Le splendide fotografie di
Davide Camisasca sul Monte Rosa si prestano a due letture diverse e, perché no?,
sovrapponibili.
La rinuncia all'uso del colore e la scelta di privilegiare le immagini in bianco
e nero suggeriscono un'interpretazione che si affaccia alla dimensione del
fantastico e dell'immaginario. O anche solo sempli-cemente alla storia
dell'esplorazione del massiccio. Osservando alcuni degli scatti della mostra, ad
esempio, è inevitabile chiedersi quali particolari rimasero impressi sulla
retina dei primi esploratori abbarbicati alla balconata della Entdeckungsfels,
la Roccia della scoperta, nell'estate del 1778. Ghiaccio? Roccia? Orizzonti
lontani? Otto anni prima della nascita ufficiale dell'alpinismo, Joseph e
Valentin Beck, Etienne Lisco, Joseph Zumsetin, François Castel de Perlatoe,
Nicolas Vincent e Sebastiano Linty, i sette giovani walser di Gressoney spintisi
fin oltre i 4000 metri, su quello che oggi è noto come Colle del Lys, non
ambivano affatto a scalare la vetta del massiccio. Cercavano la Valle Perduta
degli antenati, la mitica terra paradisiaca presente in tutte le leggende che
circolavano nei villaggi walser disseminati ai piedi del Monte Rosa (la famosa
guarde allemande, secondo Horace-Bénédicte de Saussure). Finiti gli
ultimi salti del Grenzgletscher, allungando lo sguardo oltre il ghiacciaio del
Gorner, videro praterie verdeggianti e armenti al pascolo.
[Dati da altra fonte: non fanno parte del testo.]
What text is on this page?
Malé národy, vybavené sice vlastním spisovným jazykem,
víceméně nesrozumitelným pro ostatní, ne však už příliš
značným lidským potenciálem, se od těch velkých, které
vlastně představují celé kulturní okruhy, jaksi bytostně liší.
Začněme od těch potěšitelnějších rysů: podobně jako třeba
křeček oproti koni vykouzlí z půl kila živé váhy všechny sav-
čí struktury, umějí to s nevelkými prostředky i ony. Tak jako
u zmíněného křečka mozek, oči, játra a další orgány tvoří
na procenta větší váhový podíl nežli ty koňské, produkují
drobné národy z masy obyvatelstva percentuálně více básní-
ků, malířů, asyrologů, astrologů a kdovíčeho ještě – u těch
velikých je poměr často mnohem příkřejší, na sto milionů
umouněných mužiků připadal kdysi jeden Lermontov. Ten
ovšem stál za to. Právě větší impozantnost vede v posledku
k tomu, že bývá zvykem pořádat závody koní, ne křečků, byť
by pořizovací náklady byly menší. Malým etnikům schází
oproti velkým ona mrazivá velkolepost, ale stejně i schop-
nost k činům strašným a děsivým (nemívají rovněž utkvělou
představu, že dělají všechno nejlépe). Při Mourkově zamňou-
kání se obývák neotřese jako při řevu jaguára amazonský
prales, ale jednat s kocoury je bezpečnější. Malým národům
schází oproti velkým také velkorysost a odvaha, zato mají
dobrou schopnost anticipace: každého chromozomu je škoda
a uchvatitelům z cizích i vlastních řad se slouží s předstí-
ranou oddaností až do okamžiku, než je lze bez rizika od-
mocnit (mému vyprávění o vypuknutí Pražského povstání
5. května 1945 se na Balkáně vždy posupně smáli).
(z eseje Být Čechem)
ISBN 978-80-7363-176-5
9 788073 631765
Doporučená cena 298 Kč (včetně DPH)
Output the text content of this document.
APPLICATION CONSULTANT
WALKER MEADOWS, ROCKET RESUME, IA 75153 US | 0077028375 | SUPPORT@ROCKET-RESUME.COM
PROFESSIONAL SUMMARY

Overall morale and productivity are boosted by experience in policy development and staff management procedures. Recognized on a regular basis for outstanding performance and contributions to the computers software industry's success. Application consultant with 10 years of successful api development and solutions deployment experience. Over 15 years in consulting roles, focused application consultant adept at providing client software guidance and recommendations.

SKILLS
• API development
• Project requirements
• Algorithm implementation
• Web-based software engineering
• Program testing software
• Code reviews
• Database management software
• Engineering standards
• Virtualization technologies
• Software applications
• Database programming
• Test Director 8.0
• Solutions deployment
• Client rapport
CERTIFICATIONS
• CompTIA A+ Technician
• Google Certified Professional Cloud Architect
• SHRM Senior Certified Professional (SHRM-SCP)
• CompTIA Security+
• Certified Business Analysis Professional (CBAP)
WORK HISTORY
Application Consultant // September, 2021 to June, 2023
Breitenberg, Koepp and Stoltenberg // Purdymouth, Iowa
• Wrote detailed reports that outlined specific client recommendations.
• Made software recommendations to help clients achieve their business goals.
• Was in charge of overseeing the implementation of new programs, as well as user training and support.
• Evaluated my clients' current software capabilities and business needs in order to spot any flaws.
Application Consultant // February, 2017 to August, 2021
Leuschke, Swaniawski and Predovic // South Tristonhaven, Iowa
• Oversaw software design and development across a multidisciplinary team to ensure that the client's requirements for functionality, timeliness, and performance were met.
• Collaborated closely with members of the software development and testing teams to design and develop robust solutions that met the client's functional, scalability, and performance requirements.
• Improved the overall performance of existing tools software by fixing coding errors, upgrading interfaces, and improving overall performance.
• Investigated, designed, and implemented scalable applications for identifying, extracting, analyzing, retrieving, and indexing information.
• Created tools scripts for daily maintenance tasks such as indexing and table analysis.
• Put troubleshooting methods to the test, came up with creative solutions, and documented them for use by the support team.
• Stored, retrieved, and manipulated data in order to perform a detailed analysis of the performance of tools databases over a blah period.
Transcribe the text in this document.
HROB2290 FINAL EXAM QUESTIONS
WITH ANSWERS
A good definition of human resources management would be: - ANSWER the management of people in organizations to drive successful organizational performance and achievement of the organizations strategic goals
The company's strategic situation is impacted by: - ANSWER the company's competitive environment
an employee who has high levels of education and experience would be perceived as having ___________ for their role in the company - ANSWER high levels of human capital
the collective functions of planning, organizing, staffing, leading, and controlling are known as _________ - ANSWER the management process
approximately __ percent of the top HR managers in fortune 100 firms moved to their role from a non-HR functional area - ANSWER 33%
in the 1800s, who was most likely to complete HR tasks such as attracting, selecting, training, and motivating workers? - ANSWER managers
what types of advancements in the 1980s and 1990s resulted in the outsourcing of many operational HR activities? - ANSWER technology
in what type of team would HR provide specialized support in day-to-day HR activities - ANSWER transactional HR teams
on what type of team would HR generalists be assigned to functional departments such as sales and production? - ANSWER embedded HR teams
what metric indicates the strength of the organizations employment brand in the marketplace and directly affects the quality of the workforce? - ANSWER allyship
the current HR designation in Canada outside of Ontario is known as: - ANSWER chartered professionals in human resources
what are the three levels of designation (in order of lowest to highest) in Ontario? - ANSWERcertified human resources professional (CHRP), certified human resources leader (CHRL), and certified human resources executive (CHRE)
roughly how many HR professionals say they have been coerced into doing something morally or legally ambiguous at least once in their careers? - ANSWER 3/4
Pensavano di aver
valicato la soglia d'accesso di un altro mondo, e invece, come in uno specchio,
trovarono la copia di se stessi. Perché la gente che abitava dall'altra parte
del Rosa era la loro stessa gente, e i villaggi che di lassù si intuivano in
lontananza erano altri villaggi walser. Alla fine dell'esplorazione, quando si
sparse la voce della vicenda, per i valligiani abbarbicati ai versanti cisalpini
del Monte Rosa la gigantesca montagna ghiacciata cessò davvero di essere un
ostacolo e divenne un tramite, un ponte capace di riunire idiomi, culture e
idee.
Le foto di Camisasca però – lo abbiamo detto – non sono solo evocatrici di miti
e leggende. Le splendide vedute del Monte Rosa che compongono questa mostra si
prestano anche a un'interpretazione diversa. Dietro il mirino della macchina
fotografica, infatti, si indovinano l'occhio e la sensibilità dell'alpinista e
della guida alpina; i canoni estetici di chi è abituato a fare i conti con la
montagna sul terreno della pratica, a misurare pendii e pareti con la fatica
della progressione in cordata, a valutare la bellezza di una cresta, di un
pilastro, di una seraccata con criteri tutt'altro che astratti. Per forza di
cose, l'immaginario di chi frequenta la montagna è diverso da quello di chi non
è mai entrato in intimità con l'alta quota. La forma di una cornice, gli
accumuli di neve modellati dai capricci del vento, una cascata di seracchi o una
placca di roccia assumono valenze diverse se si possiede la chiave d'accesso
all'ambiente. Spellarsi le nocche sulle labbra di una fessura o penare lungo un
ripido canale ghiacciato non è solo una sequenza di movimenti tecnici né, tanto
meno, un esercizio sportivo. L'affaccio sul vuoto e l'incontro ravvicinato con
la montagna sono un'esperienza da cui difficilmente si esce indenni. L'intimità
con il mondo delle alte quote – e il Monte Rosa, in questo senso, è davvero l'Himalaya
dell'arco alpino – lascia spesso il segno. Una scalata lassù regala momenti
irripetibili e a volte costringe a modificare il proprio sguardo nei confronti
del mondo. Frugando tra i ghiacci e ascoltando il respiro della montagna, si
rischia di trovare se stessi. Esattamente come capitò duecentoventiquattro anni
fa ai sette gressonari saliti nel cuore del Rosa alla ricerca della Valle
Perduta, ignari che lo Shangri-La delle Alpi stava proprio sotto i loro piedi.